Preacher Revd Alan Sykes
[Hold up a heavy, moth-eaten, Victorian Bible]. I reckon that this is what many, if not most, people think of when they think of the Bible – if they think of the Bible at all. They tend to think of something heavy, forbidding, old-fashioned, falling part at the seams and probably judgemental – one long wagging of the divine finger.
And so they tend to think of the Christian God as some sour-faced kill-joy who can’t abide people having the temerity to actually enjoy themselves even occasionally.
Which is very, very sad, because that simply isn’t what God is like. And it’s not what the Bible is really like either. I like to think of the Bible as a kind of love-song from God to the human race. Even more fundamentally it’s God’s love-song to the whole of creation. It’s one long ‘yes’ to existence, to our existence.
Now, of course, you don’t need to be gifted with some exceptional degree of insight to spot that the relationship between God and human beings doesn’t always run smoothly in the Bible. In its pages God is sometimes portrayed as being displeased and angry.
There are times when a definitive rupture seems imminent but the rupture never becomes total or permanent. God always comes back for more, however badly we have let ourselves down. That’s important to remember: God always comes back for more.
For all those periods of discord, the Bible always remains a love-song. There is never a moment when God ceases to love us, whatever trials and tribulations are happening between us human beings, and between us and God.
But, besides being a love-song, the Bible is also an invitation. Isaiah uses the image of an invitation to a banquet. As our first reading says:
‘Ho, everyone who thirsts, come to the waters; and you that have no money, come, buy and eat! Come, buy wine and milk without money and without price. Listen carefully to me, and eat what is good, and delight yourselves in rich food’.
God wants our well-being. The image of the banquet is one that recurs repeatedly in the Bible. Jesus uses it repeatedly as a pointer to what happens in the kingdom of God. But we shouldn’t take it too literally. The banquet is an image for something else, an image for a relationship.
Amazingly enough, we small and puny creatures are all invited to have a loving and intimate relationship with the infinite and eternal God.
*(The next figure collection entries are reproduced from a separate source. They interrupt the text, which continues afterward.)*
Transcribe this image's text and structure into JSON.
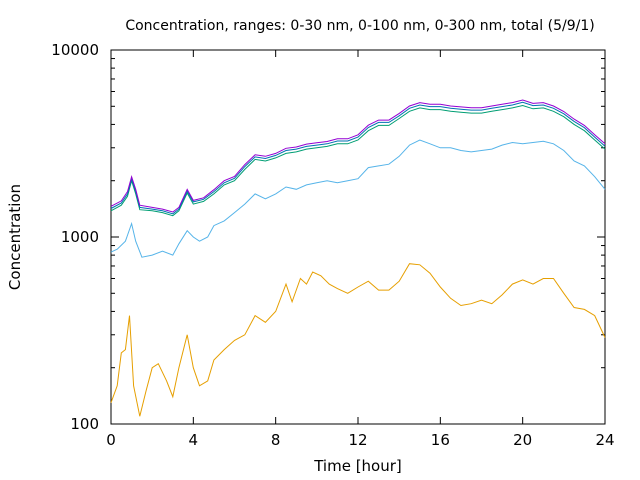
{
  "chart_data": {
    "type": "line",
    "title": "Concentration, ranges: 0-30 nm, 0-100 nm, 0-300 nm, total (5/9/1)",
    "xlabel": "Time [hour]",
    "ylabel": "Concentration",
    "xlim": [
      0,
      24
    ],
    "ylim": [
      100,
      10000
    ],
    "y_scale": "log",
    "grid": false,
    "legend": "none",
    "x_ticks": [
      0,
      4,
      8,
      12,
      16,
      20,
      24
    ],
    "x_tick_labels": [
      "0",
      "4",
      "8",
      "12",
      "16",
      "20",
      "24"
    ],
    "y_ticks": [
      100,
      1000,
      10000
    ],
    "y_tick_labels": [
      "100",
      "1000",
      "10000"
    ],
    "series": [
      {
        "color": "#e69f00",
        "points": [
          [
            0,
            130
          ],
          [
            0.3,
            160
          ],
          [
            0.5,
            240
          ],
          [
            0.7,
            250
          ],
          [
            0.9,
            380
          ],
          [
            1.1,
            160
          ],
          [
            1.4,
            110
          ],
          [
            1.7,
            150
          ],
          [
            2.0,
            200
          ],
          [
            2.3,
            210
          ],
          [
            2.7,
            170
          ],
          [
            3.0,
            140
          ],
          [
            3.3,
            200
          ],
          [
            3.7,
            300
          ],
          [
            4.0,
            200
          ],
          [
            4.3,
            160
          ],
          [
            4.7,
            170
          ],
          [
            5.0,
            220
          ],
          [
            5.5,
            250
          ],
          [
            6.0,
            280
          ],
          [
            6.5,
            300
          ],
          [
            7.0,
            380
          ],
          [
            7.5,
            350
          ],
          [
            8.0,
            400
          ],
          [
            8.5,
            560
          ],
          [
            8.8,
            450
          ],
          [
            9.2,
            600
          ],
          [
            9.5,
            560
          ],
          [
            9.8,
            650
          ],
          [
            10.2,
            620
          ],
          [
            10.6,
            560
          ],
          [
            11.0,
            530
          ],
          [
            11.5,
            500
          ],
          [
            12.0,
            540
          ],
          [
            12.5,
            580
          ],
          [
            13.0,
            520
          ],
          [
            13.5,
            520
          ],
          [
            14.0,
            580
          ],
          [
            14.5,
            720
          ],
          [
            15.0,
            710
          ],
          [
            15.5,
            640
          ],
          [
            16.0,
            540
          ],
          [
            16.5,
            470
          ],
          [
            17.0,
            430
          ],
          [
            17.5,
            440
          ],
          [
            18.0,
            460
          ],
          [
            18.5,
            440
          ],
          [
            19.0,
            490
          ],
          [
            19.5,
            560
          ],
          [
            20.0,
            590
          ],
          [
            20.5,
            560
          ],
          [
            21.0,
            600
          ],
          [
            21.5,
            600
          ],
          [
            22.0,
            500
          ],
          [
            22.5,
            420
          ],
          [
            23.0,
            410
          ],
          [
            23.5,
            380
          ],
          [
            24.0,
            290
          ]
        ]
      },
      {
        "color": "#56b4e9",
        "points": [
          [
            0,
            830
          ],
          [
            0.3,
            860
          ],
          [
            0.7,
            950
          ],
          [
            1.0,
            1180
          ],
          [
            1.2,
            950
          ],
          [
            1.5,
            780
          ],
          [
            2.0,
            800
          ],
          [
            2.5,
            840
          ],
          [
            3.0,
            800
          ],
          [
            3.3,
            920
          ],
          [
            3.7,
            1080
          ],
          [
            4.0,
            1000
          ],
          [
            4.3,
            950
          ],
          [
            4.7,
            1000
          ],
          [
            5.0,
            1150
          ],
          [
            5.5,
            1220
          ],
          [
            6.0,
            1350
          ],
          [
            6.5,
            1500
          ],
          [
            7.0,
            1700
          ],
          [
            7.5,
            1600
          ],
          [
            8.0,
            1700
          ],
          [
            8.5,
            1850
          ],
          [
            9.0,
            1800
          ],
          [
            9.5,
            1900
          ],
          [
            10.0,
            1950
          ],
          [
            10.5,
            2000
          ],
          [
            11.0,
            1950
          ],
          [
            11.5,
            2000
          ],
          [
            12.0,
            2050
          ],
          [
            12.5,
            2350
          ],
          [
            13.0,
            2400
          ],
          [
            13.5,
            2450
          ],
          [
            14.0,
            2700
          ],
          [
            14.5,
            3100
          ],
          [
            15.0,
            3300
          ],
          [
            15.5,
            3150
          ],
          [
            16.0,
            3000
          ],
          [
            16.5,
            3000
          ],
          [
            17.0,
            2900
          ],
          [
            17.5,
            2850
          ],
          [
            18.0,
            2900
          ],
          [
            18.5,
            2950
          ],
          [
            19.0,
            3100
          ],
          [
            19.5,
            3200
          ],
          [
            20.0,
            3150
          ],
          [
            20.5,
            3200
          ],
          [
            21.0,
            3250
          ],
          [
            21.5,
            3150
          ],
          [
            22.0,
            2900
          ],
          [
            22.5,
            2550
          ],
          [
            23.0,
            2400
          ],
          [
            23.5,
            2100
          ],
          [
            24.0,
            1800
          ]
        ]
      },
      {
        "color": "#009e73",
        "points": [
          [
            0,
            1380
          ],
          [
            0.5,
            1480
          ],
          [
            0.8,
            1650
          ],
          [
            1.0,
            2000
          ],
          [
            1.2,
            1700
          ],
          [
            1.4,
            1400
          ],
          [
            2.0,
            1380
          ],
          [
            2.5,
            1350
          ],
          [
            3.0,
            1300
          ],
          [
            3.3,
            1380
          ],
          [
            3.7,
            1720
          ],
          [
            4.0,
            1500
          ],
          [
            4.5,
            1550
          ],
          [
            5.0,
            1700
          ],
          [
            5.5,
            1900
          ],
          [
            6.0,
            2000
          ],
          [
            6.5,
            2300
          ],
          [
            7.0,
            2600
          ],
          [
            7.5,
            2550
          ],
          [
            8.0,
            2650
          ],
          [
            8.5,
            2800
          ],
          [
            9.0,
            2850
          ],
          [
            9.5,
            2950
          ],
          [
            10.0,
            3000
          ],
          [
            10.5,
            3050
          ],
          [
            11.0,
            3150
          ],
          [
            11.5,
            3150
          ],
          [
            12.0,
            3300
          ],
          [
            12.5,
            3700
          ],
          [
            13.0,
            3950
          ],
          [
            13.5,
            3950
          ],
          [
            14.0,
            4300
          ],
          [
            14.5,
            4700
          ],
          [
            15.0,
            4900
          ],
          [
            15.5,
            4800
          ],
          [
            16.0,
            4800
          ],
          [
            16.5,
            4700
          ],
          [
            17.0,
            4650
          ],
          [
            17.5,
            4600
          ],
          [
            18.0,
            4600
          ],
          [
            18.5,
            4700
          ],
          [
            19.0,
            4800
          ],
          [
            19.5,
            4900
          ],
          [
            20.0,
            5050
          ],
          [
            20.5,
            4850
          ],
          [
            21.0,
            4900
          ],
          [
            21.5,
            4700
          ],
          [
            22.0,
            4400
          ],
          [
            22.5,
            4000
          ],
          [
            23.0,
            3700
          ],
          [
            23.5,
            3300
          ],
          [
            24.0,
            2950
          ]
        ]
      },
      {
        "color": "#0072b2",
        "points": [
          [
            0,
            1420
          ],
          [
            0.5,
            1520
          ],
          [
            0.8,
            1700
          ],
          [
            1.0,
            2050
          ],
          [
            1.2,
            1750
          ],
          [
            1.4,
            1440
          ],
          [
            2.0,
            1410
          ],
          [
            2.5,
            1380
          ],
          [
            3.0,
            1330
          ],
          [
            3.3,
            1410
          ],
          [
            3.7,
            1760
          ],
          [
            4.0,
            1540
          ],
          [
            4.5,
            1590
          ],
          [
            5.0,
            1750
          ],
          [
            5.5,
            1950
          ],
          [
            6.0,
            2060
          ],
          [
            6.5,
            2380
          ],
          [
            7.0,
            2680
          ],
          [
            7.5,
            2630
          ],
          [
            8.0,
            2730
          ],
          [
            8.5,
            2900
          ],
          [
            9.0,
            2950
          ],
          [
            9.5,
            3050
          ],
          [
            10.0,
            3100
          ],
          [
            10.5,
            3150
          ],
          [
            11.0,
            3260
          ],
          [
            11.5,
            3260
          ],
          [
            12.0,
            3420
          ],
          [
            12.5,
            3850
          ],
          [
            13.0,
            4100
          ],
          [
            13.5,
            4100
          ],
          [
            14.0,
            4450
          ],
          [
            14.5,
            4880
          ],
          [
            15.0,
            5080
          ],
          [
            15.5,
            4980
          ],
          [
            16.0,
            4980
          ],
          [
            16.5,
            4880
          ],
          [
            17.0,
            4820
          ],
          [
            17.5,
            4770
          ],
          [
            18.0,
            4770
          ],
          [
            18.5,
            4880
          ],
          [
            19.0,
            4980
          ],
          [
            19.5,
            5080
          ],
          [
            20.0,
            5250
          ],
          [
            20.5,
            5040
          ],
          [
            21.0,
            5080
          ],
          [
            21.5,
            4880
          ],
          [
            22.0,
            4560
          ],
          [
            22.5,
            4150
          ],
          [
            23.0,
            3840
          ],
          [
            23.5,
            3420
          ],
          [
            24.0,
            3060
          ]
        ]
      },
      {
        "color": "#9400d3",
        "points": [
          [
            0,
            1460
          ],
          [
            0.5,
            1560
          ],
          [
            0.8,
            1750
          ],
          [
            1.0,
            2100
          ],
          [
            1.2,
            1800
          ],
          [
            1.4,
            1480
          ],
          [
            2.0,
            1440
          ],
          [
            2.5,
            1410
          ],
          [
            3.0,
            1360
          ],
          [
            3.3,
            1440
          ],
          [
            3.7,
            1800
          ],
          [
            4.0,
            1570
          ],
          [
            4.5,
            1620
          ],
          [
            5.0,
            1790
          ],
          [
            5.5,
            2000
          ],
          [
            6.0,
            2110
          ],
          [
            6.5,
            2440
          ],
          [
            7.0,
            2750
          ],
          [
            7.5,
            2700
          ],
          [
            8.0,
            2800
          ],
          [
            8.5,
            2980
          ],
          [
            9.0,
            3030
          ],
          [
            9.5,
            3140
          ],
          [
            10.0,
            3190
          ],
          [
            10.5,
            3240
          ],
          [
            11.0,
            3350
          ],
          [
            11.5,
            3350
          ],
          [
            12.0,
            3520
          ],
          [
            12.5,
            3960
          ],
          [
            13.0,
            4220
          ],
          [
            13.5,
            4220
          ],
          [
            14.0,
            4580
          ],
          [
            14.5,
            5020
          ],
          [
            15.0,
            5230
          ],
          [
            15.5,
            5130
          ],
          [
            16.0,
            5130
          ],
          [
            16.5,
            5020
          ],
          [
            17.0,
            4960
          ],
          [
            17.5,
            4910
          ],
          [
            18.0,
            4910
          ],
          [
            18.5,
            5020
          ],
          [
            19.0,
            5130
          ],
          [
            19.5,
            5230
          ],
          [
            20.0,
            5400
          ],
          [
            20.5,
            5180
          ],
          [
            21.0,
            5230
          ],
          [
            21.5,
            5020
          ],
          [
            22.0,
            4690
          ],
          [
            22.5,
            4270
          ],
          [
            23.0,
            3950
          ],
          [
            23.5,
            3520
          ],
          [
            24.0,
            3150
          ]
        ]
      }
    ]
  }
}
That is the goal and fulfilment of our existence. God isn’t some oriental despot before whom we are called to prostrate ourselves lest he mete out some fearful punishment. He desires to have with us a relationship of mutual love.
As I see it, one of the great truths of the Christian faith is that God is conceived of as being personal rather than impersonal. God is a person.
It doesn’t mean that God is a person in exactly the same sense that you and I are persons. Obviously not. It seems to me that a person is an entity that is capable of love. That for me is the very definition of what constitutes a person. The impersonal just isn’t capable of love. If God therefore is the very essence of love, as the Bible teaches, he must be a person.
So where does this leave the Bible? Ultimately, and I hope this doesn’t shock you, the Bible ceases to be of paramount importance. The relationship we form with God takes over. The relationship becomes paramount.
Years ago I used to go to various shows put on by the BBC in front of a live audience. They were mainly comedies. If you know the drill, it’s quite easy to get tickets. These shows were invariably preceded by someone trying to warm up the audience, trying to get them into ‘laughter mode’. It was preparing them to play their part in what was to come.
Now, I’m not sure it’s a great analogy, but maybe the Bible is something like that. It’s trying to prepare our hearts for the relationship to come that we are all capable of having with the God of love.
To extract an analogy from the Bible itself, it’s a bit like John the Baptist and Jesus. John prepares the way for Jesus. But when Jesus arrives on the scene, John fades into the background. As John himself says: ‘he [Jesus] must increase, but I must decrease.’
A relationship with him is the potential experience that God holds out to us. The point is this: it’s our relationship with God that is the really important thing. The Bible is an important means to help us on the journey, but it’s not the destination.
Now that, you might say, is what would happen in a kind of tidy, ideal world. As the building goes up, the scaffolding can finally be dispensed with. The problem is that putting up the building can sometimes be a slow and, frankly, incompetent business on our part.
So I’m not suggesting that we can just throw the Bible out. Far from it.
I have the distinct impression that, from a spiritual point of view, we human beings often think that we can run before we can walk. We tend to imagine that we are further along the spiritual road than we actually are. We can get to thinking that we have transcended the need for the support and guidance the Bible can give us.
And even if we actually are pretty well advanced on the spiritual path, I reckon we need the check and discipline of the Bible to keep us from straying.
There are, I assume, some deeply spiritual Christians who can do without the Bible, but I would estimate that they are almost literally one in a million.
For the rest of us, let’s not throw out the baby with the bathwater. As the 2nd letter to Timothy says: ‘all scripture is inspired by God and is useful for teaching, for reproof, for correction, and for training in righteousness, so that everyone who belongs to God may be proficient, equipped for every good work’.
Very few of us outgrow the Bible. And all of us, the spiritually advanced and the not so spiritually advanced, should always remember that its words are a love-song, inspired by love in order to inspire love in us.